To this day, Wisconsin liberals genuflect at the mention of “Fighting Bob” La Follette, the state’s most revered political figure, who served as governor and U.S. senator and won 17 percent of the vote as a Progressive Party candidate for president in 1924. La Follette earned his place in state lore the hard way, fighting an uphill battle against what he called “the menace of the political machine.” Back then, that meant party bosses who anointed candidates in smoke-filled rooms, blunting the will of the people. La Follette believed that to end “political robbery,” the nominating process had to “go back to the first principles of democracy; go back to the people.” After several failed tries, La Follette finally beat the machine and became Wisconsin’s governor in 1900.

If he were alive today, though, La Follette might see a new kind of menace: public-sector unions. In 1898, public-sector unionization was only a gleam in progressives’ eyes; it wouldn’t become a reality in Wisconsin until 1959. But by 2012, unions have grown into the dominant political force in the state. And they’ve used their power to organize a special election to recall Governor Scott Walker, who provoked their ire last year when he rolled back collective bargaining power.
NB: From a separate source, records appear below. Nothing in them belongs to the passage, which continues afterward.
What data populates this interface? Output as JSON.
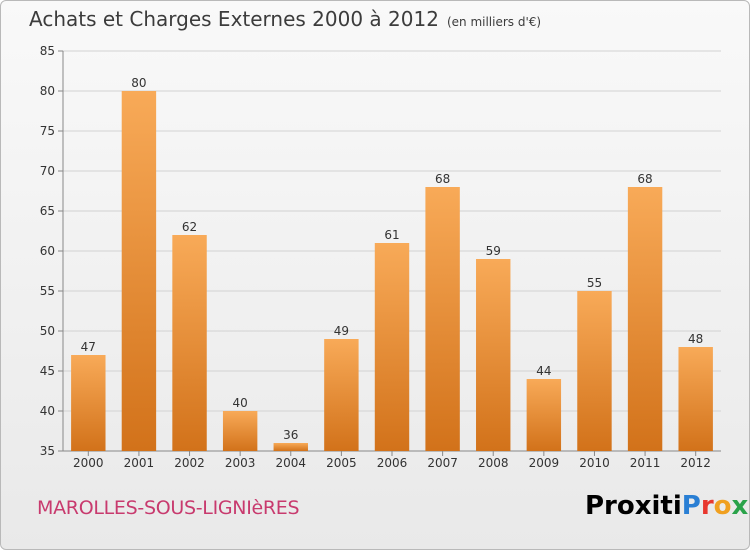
{
  "title": "Achats et Charges Externes 2000 à 2012",
  "subtitle": "(en milliers d'€)",
  "commune": "MAROLLES-SOUS-LIGNIèRES",
  "logo": {
    "text": "Proxiti",
    "letter_colors": [
      "#2a7fd4",
      "#e8372e",
      "#f0a020",
      "#2aa34a",
      "#9b4bc0",
      "#f0a020",
      "#2a7fd4"
    ]
  },
  "colors": {
    "bar_light": "#f8aa58",
    "bar_dark": "#d2721a",
    "grid": "#d2d2d2",
    "axis": "#888888",
    "text": "#333333"
  },
  "chart_data": {
    "type": "bar",
    "title": "Achats et Charges Externes 2000 à 2012",
    "subtitle": "(en milliers d'€)",
    "categories": [
      "2000",
      "2001",
      "2002",
      "2003",
      "2004",
      "2005",
      "2006",
      "2007",
      "2008",
      "2009",
      "2010",
      "2011",
      "2012"
    ],
    "values": [
      47,
      80,
      62,
      40,
      36,
      49,
      61,
      68,
      59,
      44,
      55,
      68,
      48
    ],
    "ylim": [
      35,
      85
    ],
    "yticks": [
      35,
      40,
      45,
      50,
      55,
      60,
      65,
      70,
      75,
      80,
      85
    ],
    "grid": true,
    "xlabel": "",
    "ylabel": ""
  }
}
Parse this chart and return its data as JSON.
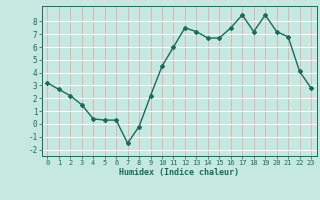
{
  "x": [
    0,
    1,
    2,
    3,
    4,
    5,
    6,
    7,
    8,
    9,
    10,
    11,
    12,
    13,
    14,
    15,
    16,
    17,
    18,
    19,
    20,
    21,
    22,
    23
  ],
  "y": [
    3.2,
    2.7,
    2.2,
    1.5,
    0.4,
    0.3,
    0.3,
    -1.5,
    -0.2,
    2.2,
    4.5,
    6.0,
    7.5,
    7.2,
    6.7,
    6.7,
    7.5,
    8.5,
    7.2,
    8.5,
    7.2,
    6.8,
    4.1,
    2.8
  ],
  "title": "",
  "xlabel": "Humidex (Indice chaleur)",
  "xlim": [
    -0.5,
    23.5
  ],
  "ylim": [
    -2.5,
    9.2
  ],
  "bg_color": "#c5e8e0",
  "line_color": "#1a6b5a",
  "grid_color_v": "#e8b0b0",
  "grid_color_h": "#ffffff",
  "yticks": [
    -2,
    -1,
    0,
    1,
    2,
    3,
    4,
    5,
    6,
    7,
    8
  ],
  "xticks": [
    0,
    1,
    2,
    3,
    4,
    5,
    6,
    7,
    8,
    9,
    10,
    11,
    12,
    13,
    14,
    15,
    16,
    17,
    18,
    19,
    20,
    21,
    22,
    23
  ]
}
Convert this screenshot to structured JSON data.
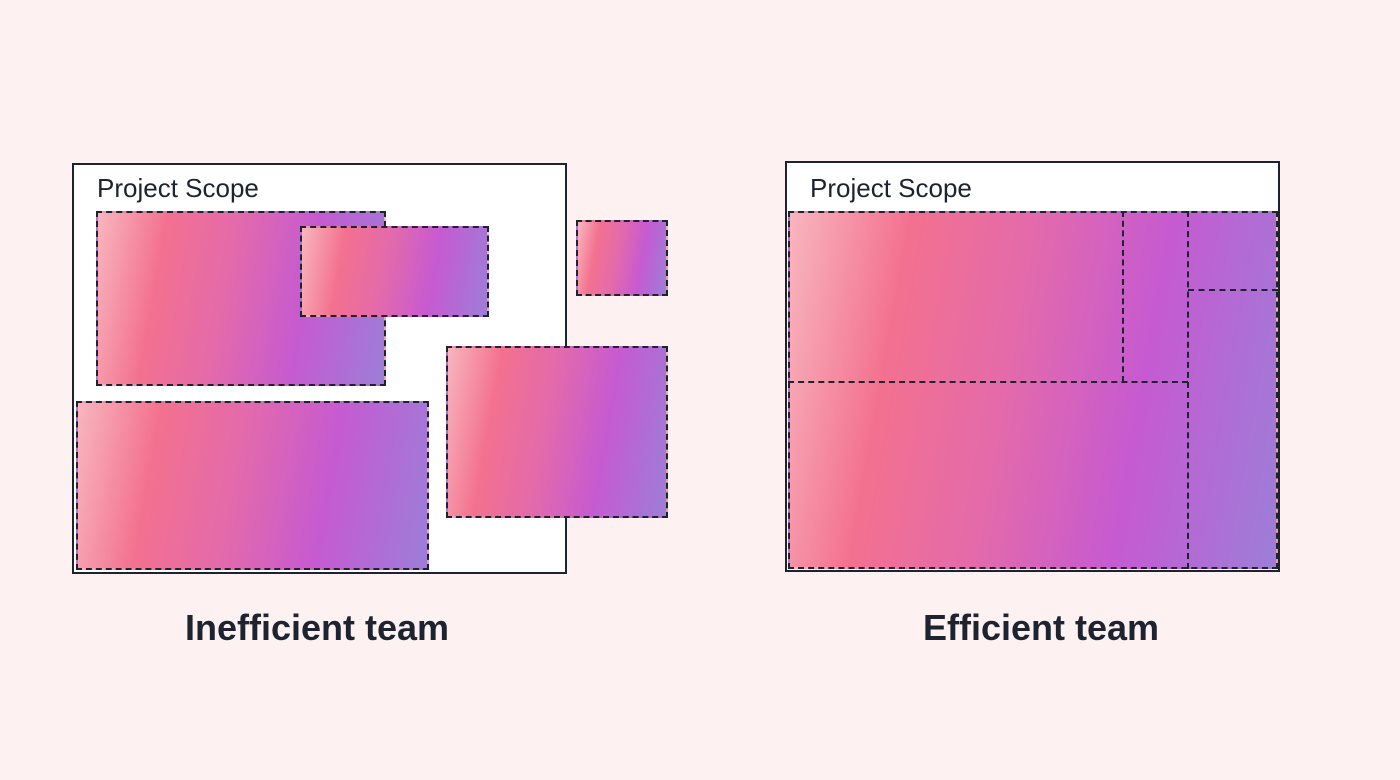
{
  "left_panel": {
    "scope_label": "Project Scope",
    "caption": "Inefficient team"
  },
  "right_panel": {
    "scope_label": "Project Scope",
    "caption": "Efficient team"
  },
  "colors": {
    "background": "#fdf2f1",
    "outline": "#1e2330",
    "gradient": [
      "#f8b6bf",
      "#f3718f",
      "#e36aab",
      "#c65ad1",
      "#9c7ed8"
    ]
  }
}
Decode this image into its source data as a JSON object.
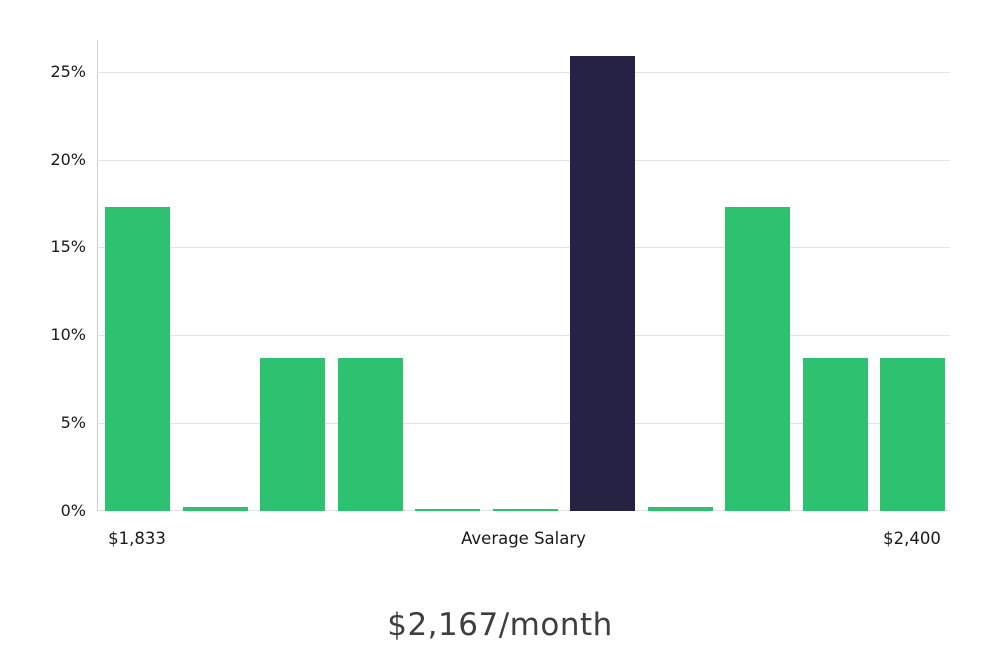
{
  "chart_data": {
    "type": "bar",
    "title": "$2,167/month",
    "xlabel": "",
    "ylabel": "",
    "x_tick_labels": [
      "$1,833",
      "Average Salary",
      "$2,400"
    ],
    "y_tick_labels": [
      "0%",
      "5%",
      "10%",
      "15%",
      "20%",
      "25%"
    ],
    "y_tick_values": [
      0,
      5,
      10,
      15,
      20,
      25
    ],
    "ylim": [
      0,
      26.8
    ],
    "values": [
      17.3,
      0.2,
      8.7,
      8.7,
      0.1,
      0.1,
      25.9,
      0.2,
      17.3,
      8.7,
      8.7
    ],
    "bar_colors": [
      "green",
      "green",
      "green",
      "green",
      "green",
      "green",
      "highlight",
      "green",
      "green",
      "green",
      "green"
    ],
    "highlight_index": 6,
    "grid": true,
    "legend": false,
    "palette": {
      "green": "#2DC26F",
      "highlight": "#262243"
    }
  },
  "colors": {
    "grid": "#e3e3e3",
    "axis": "#cfcfcf",
    "tick_text": "#1a1a1a",
    "title_text": "#3f3f3f"
  }
}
After some looking around, the unions appear to have settled on a candidate. At first, they flirted with Democratic state senator Tim Cullen, who briefly considered challenging Walker. Cullen, along with 13 other Democratic state senators, fled the state last year to block a vote on Walker’s plan. But when union leaders asked him whether he would commit to vetoing any future state budget that didn’t restore collective bargaining for public unions, he declined. “I said I could not make that promise and I did not think any serious candidate for governor could or should make that commitment,” Cullen told the Milwaukee Journal Sentinel. He decided against making a run, citing the unions’ “respectful indifference” to his candidacy.

But former Dane County executive and two-time statewide election loser Kathleen Falk agreed to the unions’ veto demands. On Wednesday afternoon, the state’s largest teachers’ union announced its endorsement of Falk, thus granting her access to millions in campaign cash. Falk’s candidacy will be built around the issue of public-sector collective bargaining—not the 150,000 jobs Wisconsin lost in the past two years, or the state’s rapidly increasing health-care costs, or the deficits in the transportation fund, among many other challenges.

Falk’s deference is typical of the hold Wisconsin’s public-sector unions tend to exert on public officials. The unions spend millions on campaigns to elect legislators with whom they then negotiate contracts. Protesting Walker’s reforms a year ago, hordes of mittened protesters marched on the Wisconsin Capitol, chanting, “This is what democracy looks like!” But when the 4.9 percent of Wisconsin residents who get their paychecks from state and local government can hold the state budget hostage, it looks much more like the rigged, machine-style politics that Robert La Follette dedicated his career to fighting.

“Government by the political machine is without exception the rule of the minority,” La Follette said in 1897. Today’s progressives prefer selective remembrance of La Follette’s legacy: as long as it’s for the right cause, minority rule is fine by them.